Bonsoir,Je voulais vous faire part de mon expèrience, j'espère qu'elle pourra être utile 
J'ai commencé à avoir des bouffés délirantes légéres aux alentours de mes 18 ans, à cette époque je prenais beaucoup de drogues (lsd et ecstasy en petite quantitée, ashish en quantité plus importante et surtout beaucoup plus réguliére), à la maison, j'étais absolument invivable (discours agrésif et assez irrationnel)je fut finalement mit à la porte du domicile familial, ne réussisant pas à regarder les conséquences en face, je partais convaincu que j'allais vivre ma bohéme tel le narcisse de Hesse. Lors de mes 'vacances forcées' au bout de quelques mois de voyage, j'eu mes premières 'grosses' hallucinations (visuelles et auditives), j'étais alors complétement déconnecté de la réalité, préférant sans vraiment avoir le choix, m'échapper dans mon univers, un univers qui devint de plus en plus présent.

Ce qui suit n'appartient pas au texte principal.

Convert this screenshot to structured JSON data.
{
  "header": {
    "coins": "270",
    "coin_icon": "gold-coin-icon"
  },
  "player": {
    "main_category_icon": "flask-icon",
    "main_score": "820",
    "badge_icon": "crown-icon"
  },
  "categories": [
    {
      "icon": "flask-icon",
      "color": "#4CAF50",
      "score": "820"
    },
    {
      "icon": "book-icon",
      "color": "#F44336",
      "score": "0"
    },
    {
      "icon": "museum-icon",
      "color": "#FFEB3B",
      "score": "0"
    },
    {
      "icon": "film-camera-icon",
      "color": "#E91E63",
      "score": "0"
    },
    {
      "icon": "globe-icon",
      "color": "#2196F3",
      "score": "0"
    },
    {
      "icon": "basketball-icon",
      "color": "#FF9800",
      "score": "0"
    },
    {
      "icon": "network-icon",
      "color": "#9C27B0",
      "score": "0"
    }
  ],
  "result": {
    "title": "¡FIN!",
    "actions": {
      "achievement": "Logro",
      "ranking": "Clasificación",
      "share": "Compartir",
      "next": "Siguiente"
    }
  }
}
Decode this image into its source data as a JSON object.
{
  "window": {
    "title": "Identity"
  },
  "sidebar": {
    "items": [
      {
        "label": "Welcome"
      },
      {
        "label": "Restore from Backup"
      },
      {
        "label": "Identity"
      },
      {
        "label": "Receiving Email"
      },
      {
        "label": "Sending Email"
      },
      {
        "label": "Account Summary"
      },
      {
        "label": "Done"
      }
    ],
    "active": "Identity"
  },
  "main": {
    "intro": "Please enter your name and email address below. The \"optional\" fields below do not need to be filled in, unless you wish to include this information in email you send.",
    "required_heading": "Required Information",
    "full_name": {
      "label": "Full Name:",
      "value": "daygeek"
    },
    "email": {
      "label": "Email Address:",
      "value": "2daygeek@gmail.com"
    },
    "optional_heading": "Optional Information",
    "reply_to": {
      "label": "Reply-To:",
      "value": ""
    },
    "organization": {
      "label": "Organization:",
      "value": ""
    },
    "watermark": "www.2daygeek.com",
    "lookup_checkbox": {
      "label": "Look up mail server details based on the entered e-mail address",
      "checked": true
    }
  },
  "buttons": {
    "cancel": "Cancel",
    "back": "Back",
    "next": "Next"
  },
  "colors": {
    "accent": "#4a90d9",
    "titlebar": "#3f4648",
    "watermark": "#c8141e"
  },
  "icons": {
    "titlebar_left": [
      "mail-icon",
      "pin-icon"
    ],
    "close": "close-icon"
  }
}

Les premiers jours d'automne arrivant(et le froid qui vient avec), je reparti chez mon père, qui me permis de réintégrer le domicile familial. J'étais alors vraiment à l'Ouest.....Je me fis à nouveau remettre dehors aux alentours de noël (mon frère de 2 ans plus jeunes qui hormis l'épisode de bohéme, vécu à peu prés le même parcours que moi), je sonnais alors chez un membre de la famille qui prit sur elle de m'emener chez un psychiatre au bout de quelques jours. Je commençait alors un traitement au solian, dans l'ensemble ça allait mieu, même si j'étais encore bien 'out of this world'. Suite à un départ en vacance de la personne chez qui je logeais, je fit un petit séjour (2 semaines) dans une clinique spécialisé, cela se passait plutôt bien, mon état s'améliorait, je crois que c'est à partir de ce moment que j'ai commencé à reprendre contact avec la réalité, cela se faisait par petites étapes, à chaque jour suffit sa peine comme dirait l'autre
. Mon état s'améliorait, je revoyais mes amis, c'était le début du procesus de réinsertion, j'habitais alors dans un appartement que mon père payait, ayant eu la chance de toujours avoir été passioné par l'informatique, je trouvais un an plus tard, un travail dans la capitale, je déménageais alors...cela se passa plutot mal dans l'ensemble, j'ai passé plus de temps en arrêt maladie ou en absence tout cours qu'au travail, n'arrivant pas à gérer mon buget je ne payais plus le loyer et j'ai volé de l'argent à mon colocataire....Bref, je me suis brouillé avec mon coloc et me suis fait mettre à la porte par le propriétaire. J'habitais alors chez des amis. Cela dura quelques semaines et puis grâce à la personne qui m'emena la première fois chez le psy, je put prendre à nouveau un appartement. Je trouvais à nouveau du travail que cette fois ci je ne desertais pas. A la suite de mon contrat j'envisageais de rentrer en formation afin d'approfondir mes compétences en informatique, m'y étant pris un peu n'importe comment je me retrouvais à nouveau sans appartement, je réhabitait à nouveau chez des amis que j'ai détroussé à nouveau, preuve que finalement ça n'étais pas encore ça.....(Pendant tout ce temps, je voyais le psy ou un généraliste, réguliérement, et ce afin de toujours prendre les 1200 mg de solian par jour qui m'avaient été prescrit). C'était reparti pour un tour (rasurez vous c'est bientôt fini ;), j'habitais alors chez un membre proche de la famille dans une autre ville. L'avenir pris alors une toute autre couleur, 2 mois aprés je prenais un nouvel appartement dans la ville où j'étais(et où je suis encore
, je suis actuellement en formation informatique de niveau 3 (bac+2), ça se passe plutôt bien (grande revanche sur l'idée que je pouvais avoir de mes capacités intellectuelles), je vois plus ou moins réguliérement un psy ayant une approche beaucoup plus psycho-thérapeutique qui me réduisit mon traitement (je suis actuellement à 400 mg/jour, toujours en solian), je me suis réconcilié avec mon père et ma belle-mère qui passe me voir régulièrement avec ma soeur, mon frère s'en sort aussi bien, reste encore le probléme avec ma mère dont je ne vous ai pas parlé (mais ça c'est pour mon psy ;). et même si ce n'est pas forcement évident tous les jours, qu'il faut lutter contre les idées quelques peu délirantes que l'on peut avoir, que des tas de problémes restent à régler...je garde l'espoir, je trouve que la vie est belle, et je suis vraiment persuadé qu'il faille laisser le temps aux choses de se faire, que tous ce construit petit à petit.